Signs of granulomatous disease include persistent inflammation and crusting (Wegener), ulceration, nasal masses, submucosal nodules or cobblestoning (sarcoid), extranasal manifestations, and systemic symptoms. Autoimmune diseases can involve the complex process of antigen-antibody interaction in the nose and may result in mucosal ulceration (pemphigoid, lupus), dryness and crusting (Sjögren), and recurrent infections. Sinonasal involvement in cystic fibrosis varies with the mutation status of the patient. Nasal polyps are present in most patients with the most common mutation ΔF508 and is frequently associated with the presence of bacterial biofilm infections, usually Staph aureus or Pseudomonas . Tuberculosis commonly affects the nasopharynx and can result in nasal inflammation and rhinorrhea. Primary ciliary dyskinesia results in nasal symptoms as the patient cannot clear the mucus produced. It should be suspected in patients with stagnant clear secretions on the floor of the nose. The diagnosis can be confirmed with a mucociliary transport saccharine test.
NARES
NARES exhibits symptomatology similar to allergic rhinitis (nasal congestion, sneezing, rhinorrhea, nasal and ocular pruritus), but allergy testing is negative.
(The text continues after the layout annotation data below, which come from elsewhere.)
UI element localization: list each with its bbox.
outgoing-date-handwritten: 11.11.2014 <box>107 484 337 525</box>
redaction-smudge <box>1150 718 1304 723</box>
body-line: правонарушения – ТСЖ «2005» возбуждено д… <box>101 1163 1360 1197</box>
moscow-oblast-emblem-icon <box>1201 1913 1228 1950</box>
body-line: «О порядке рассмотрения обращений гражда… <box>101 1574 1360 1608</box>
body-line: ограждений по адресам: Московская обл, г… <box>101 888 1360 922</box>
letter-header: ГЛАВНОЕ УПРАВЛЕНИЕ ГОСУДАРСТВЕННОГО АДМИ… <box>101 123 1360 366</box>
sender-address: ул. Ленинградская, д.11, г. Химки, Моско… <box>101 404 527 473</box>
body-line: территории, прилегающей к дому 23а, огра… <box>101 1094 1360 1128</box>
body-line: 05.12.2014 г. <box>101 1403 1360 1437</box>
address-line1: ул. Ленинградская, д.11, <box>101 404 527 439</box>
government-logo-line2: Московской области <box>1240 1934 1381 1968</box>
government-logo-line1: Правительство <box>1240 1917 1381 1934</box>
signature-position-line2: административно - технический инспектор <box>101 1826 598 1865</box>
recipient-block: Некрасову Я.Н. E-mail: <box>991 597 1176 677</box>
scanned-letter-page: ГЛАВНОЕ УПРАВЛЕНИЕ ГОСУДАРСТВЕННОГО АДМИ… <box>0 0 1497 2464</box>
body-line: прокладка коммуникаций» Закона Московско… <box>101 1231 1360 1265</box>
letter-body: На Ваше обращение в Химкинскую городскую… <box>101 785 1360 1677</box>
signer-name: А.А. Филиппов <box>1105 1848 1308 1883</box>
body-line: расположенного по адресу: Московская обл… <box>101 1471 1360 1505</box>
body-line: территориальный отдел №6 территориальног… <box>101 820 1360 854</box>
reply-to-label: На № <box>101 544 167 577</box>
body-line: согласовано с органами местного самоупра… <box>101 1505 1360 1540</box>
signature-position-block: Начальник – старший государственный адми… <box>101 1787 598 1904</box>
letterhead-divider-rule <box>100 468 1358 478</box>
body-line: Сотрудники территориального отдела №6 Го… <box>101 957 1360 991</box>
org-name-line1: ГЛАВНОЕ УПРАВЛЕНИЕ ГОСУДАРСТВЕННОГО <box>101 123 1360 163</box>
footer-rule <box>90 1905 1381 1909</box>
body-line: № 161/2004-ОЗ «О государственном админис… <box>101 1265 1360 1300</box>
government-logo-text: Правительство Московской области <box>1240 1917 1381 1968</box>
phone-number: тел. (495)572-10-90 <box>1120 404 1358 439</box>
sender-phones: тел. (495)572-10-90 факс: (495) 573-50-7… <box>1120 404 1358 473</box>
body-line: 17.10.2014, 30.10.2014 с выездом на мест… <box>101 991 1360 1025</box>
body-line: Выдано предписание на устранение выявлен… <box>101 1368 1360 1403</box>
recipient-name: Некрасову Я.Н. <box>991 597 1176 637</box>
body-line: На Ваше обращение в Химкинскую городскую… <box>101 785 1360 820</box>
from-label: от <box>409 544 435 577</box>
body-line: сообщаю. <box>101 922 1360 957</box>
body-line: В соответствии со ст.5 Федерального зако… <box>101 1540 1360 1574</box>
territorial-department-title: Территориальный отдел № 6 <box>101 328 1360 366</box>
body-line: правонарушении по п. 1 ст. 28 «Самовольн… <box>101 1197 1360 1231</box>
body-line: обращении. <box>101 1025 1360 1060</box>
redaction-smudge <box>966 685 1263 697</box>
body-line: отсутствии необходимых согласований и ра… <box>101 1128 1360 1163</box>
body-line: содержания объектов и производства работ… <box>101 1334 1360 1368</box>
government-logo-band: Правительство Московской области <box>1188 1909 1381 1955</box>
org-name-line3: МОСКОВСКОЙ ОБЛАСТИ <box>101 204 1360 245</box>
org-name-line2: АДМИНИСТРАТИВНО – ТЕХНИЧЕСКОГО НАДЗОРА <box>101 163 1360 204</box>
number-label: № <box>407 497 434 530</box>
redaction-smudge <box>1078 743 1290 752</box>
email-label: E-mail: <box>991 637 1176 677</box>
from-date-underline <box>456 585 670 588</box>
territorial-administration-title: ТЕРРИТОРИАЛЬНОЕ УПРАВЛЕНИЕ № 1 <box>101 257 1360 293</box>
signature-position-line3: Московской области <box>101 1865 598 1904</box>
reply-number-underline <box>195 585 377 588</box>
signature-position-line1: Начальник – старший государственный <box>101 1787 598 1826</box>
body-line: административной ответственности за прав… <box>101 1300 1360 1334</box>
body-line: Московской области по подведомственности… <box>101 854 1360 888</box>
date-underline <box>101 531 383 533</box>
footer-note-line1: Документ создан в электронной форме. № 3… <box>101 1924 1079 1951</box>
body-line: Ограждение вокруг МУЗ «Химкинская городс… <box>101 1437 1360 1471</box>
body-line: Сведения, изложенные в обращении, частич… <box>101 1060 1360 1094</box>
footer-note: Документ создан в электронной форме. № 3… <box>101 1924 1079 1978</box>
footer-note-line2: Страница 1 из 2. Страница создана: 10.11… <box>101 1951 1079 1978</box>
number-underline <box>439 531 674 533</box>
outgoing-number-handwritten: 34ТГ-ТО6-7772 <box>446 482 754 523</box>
A distinguishing feature of NARES is the presence of eosinophils, usually 10% to 20% on nasal smears. Although the overactivation of mast cells in the setting of chronic inflammation plays a role in the development of NARES, there is a lack of understanding of the exact pathophysiology. NARES patients can develop nasal polyposis and aspirin sensitivity, but this is not always the case. NARES has also been associated with the severity of obstructive sleep apnea. The diagnosis is made by history, physical examination, and negative serologic or skin testing, and is confirmed by the presence of prominent eosinophilia within the nasal mucosa on cytology. On physical examination, the turbinates of NARES patients often appear pale and boggy. These patients are more responsive to treatment with nasal corticosteroids compared with other patients with nonallergic rhinitis. The differentiation is important to aid in adequate symptom relief.
Idiopathic Rhinitis
Idiopathic rhinitis (aka vasomotor rhinitis) should be a diagnosis of exclusion after an exhaustive history and physical examination. The pathogenesis of this condition is unclear. Increased sensitivity to environmental factors (eg, climate change, pollution, strong odors, perfumes) may trigger symptoms. This is the most common diagnosis within the subtypes of nonallergic rhinitis. On examination of nasal cytology, there is typically an absence of eosinophils, plasma cells, and mast cells compared with allergic rhinitis. Without typical causative factors, vasomotor rhinitis is thought to be due to an imbalance of the neurogenic mechanisms described previously.